間食をするとお口の中が酸性に傾き、唾液の働きで中性になります。
しかし、頻繁に酸性の状態が続くと、再石灰化が追い付かずにむし歯になってしまいます。
間食の時間を決めて、頻繁な間食は避けるようにしましょう。

 

キシリトールガムを噛む

キシリトールはミュータンス菌の働きを抑制して、むし歯の原因になる酸を作りにくくする働きがあります。また、ガムを噛むことで唾液の分泌も促進されるため、再石灰化が促進されます。

 

 

エナメル質を強くするためにできることは?

”エナメル質”/

エナメル質は、歯の表面の2〜3ミリ程度です。
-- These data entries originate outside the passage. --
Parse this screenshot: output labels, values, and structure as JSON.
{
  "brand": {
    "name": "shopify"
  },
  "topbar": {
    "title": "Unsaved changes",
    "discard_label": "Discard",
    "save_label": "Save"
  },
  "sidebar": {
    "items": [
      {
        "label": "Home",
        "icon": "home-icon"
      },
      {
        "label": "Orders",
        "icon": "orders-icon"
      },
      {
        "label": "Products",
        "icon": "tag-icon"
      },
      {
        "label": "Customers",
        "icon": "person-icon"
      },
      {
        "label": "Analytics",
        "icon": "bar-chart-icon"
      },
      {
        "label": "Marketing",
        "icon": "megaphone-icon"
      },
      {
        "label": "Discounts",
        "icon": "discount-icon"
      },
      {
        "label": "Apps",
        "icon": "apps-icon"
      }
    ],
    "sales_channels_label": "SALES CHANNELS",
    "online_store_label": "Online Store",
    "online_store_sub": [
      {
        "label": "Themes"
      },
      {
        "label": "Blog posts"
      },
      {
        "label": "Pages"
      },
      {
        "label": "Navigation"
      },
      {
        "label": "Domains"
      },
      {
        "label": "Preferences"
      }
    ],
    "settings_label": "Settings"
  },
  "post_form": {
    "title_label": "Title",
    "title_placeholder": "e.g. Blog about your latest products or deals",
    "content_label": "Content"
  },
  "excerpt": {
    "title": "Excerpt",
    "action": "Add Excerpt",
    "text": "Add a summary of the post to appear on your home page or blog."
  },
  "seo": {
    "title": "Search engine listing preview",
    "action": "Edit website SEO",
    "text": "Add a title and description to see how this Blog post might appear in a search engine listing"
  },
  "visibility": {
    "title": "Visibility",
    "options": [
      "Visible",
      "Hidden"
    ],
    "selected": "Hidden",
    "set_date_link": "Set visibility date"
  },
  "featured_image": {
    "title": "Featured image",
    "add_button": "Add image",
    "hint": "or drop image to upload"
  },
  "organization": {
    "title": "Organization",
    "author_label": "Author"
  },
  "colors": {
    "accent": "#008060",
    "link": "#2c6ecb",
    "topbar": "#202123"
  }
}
身体の中で最も硬い組織ですが、酸によって溶けてしまうという性質があります。大切な歯を守るために、フッ素の塗布や食事の成分でエナメル質を強くしましょう。

 

フッ素塗布

フッ素は歯科医院で塗布するフッ素と自宅で毎日取り入れられるフッ素があります。

 

歯科医院で塗るフッ素

歯科医院で塗布するフッ素は、高濃度のフッ素(9000ppm程度)を塗布し、3ヶ月程度効果が持続するといわれています。
お口の状況を定期的に確認することにもつながりますので、継続的にフッ素を塗布しましょう。

 

フッ素入りの歯磨き粉

いま自宅で使用している歯磨き粉を、フッ素入りのものに交換するのもおすすめです。
自宅で使えるフッ素は950〜1450ppmの濃度のものが多く、毎日使用することができます。

 

フッ素ジェル

フッ素ジェルも自宅で手軽に取り入れることができる方法の一つです。
ジェルタイプなので歯磨き粉と比べてお口の中にとどまりやすい傾向があります。
就寝中はお口の中が乾燥しやすくむし歯のリスクが高まるため、寝る前などにフッ素ジェルを塗布するとよいでしょう。

 

エナメル質再生療法(エナメルリペア)

歯の表面のエナメル質に、薬剤を塗ってエナメルコーティングする再生療法です。
初期のむし歯であれば削らずに改善することができるほか、むし歯がない場合でもこの治療で歯を強化することで、むし歯予防や口臭予防などの効果が期待できます。

 

まとめ

大切な歯を守るためには、お口の中の環境を整えることが大切です。
頻繁に間食をすると、ミュータンス菌が酸を発生しやすい環境になってしまいます。
ダラダラ食べを続けると唾液の働きが間に合わず、酸性の状態が続いて虫歯になる原因となるため、間食はなるべく時間を決めるようにしましょう。
また、お口の中に汚れが付着した状態が続いていると、むし歯のリスクが高まるため、歯磨きは食後30分以内に行うのがベストです。

 

それ以外にも、歯の質を強化するための方法としては、フッ素塗布や再生療法であるエナメルリペアなどがあります。自分に合った方法で、むし歯に負けない歯を作りましょう。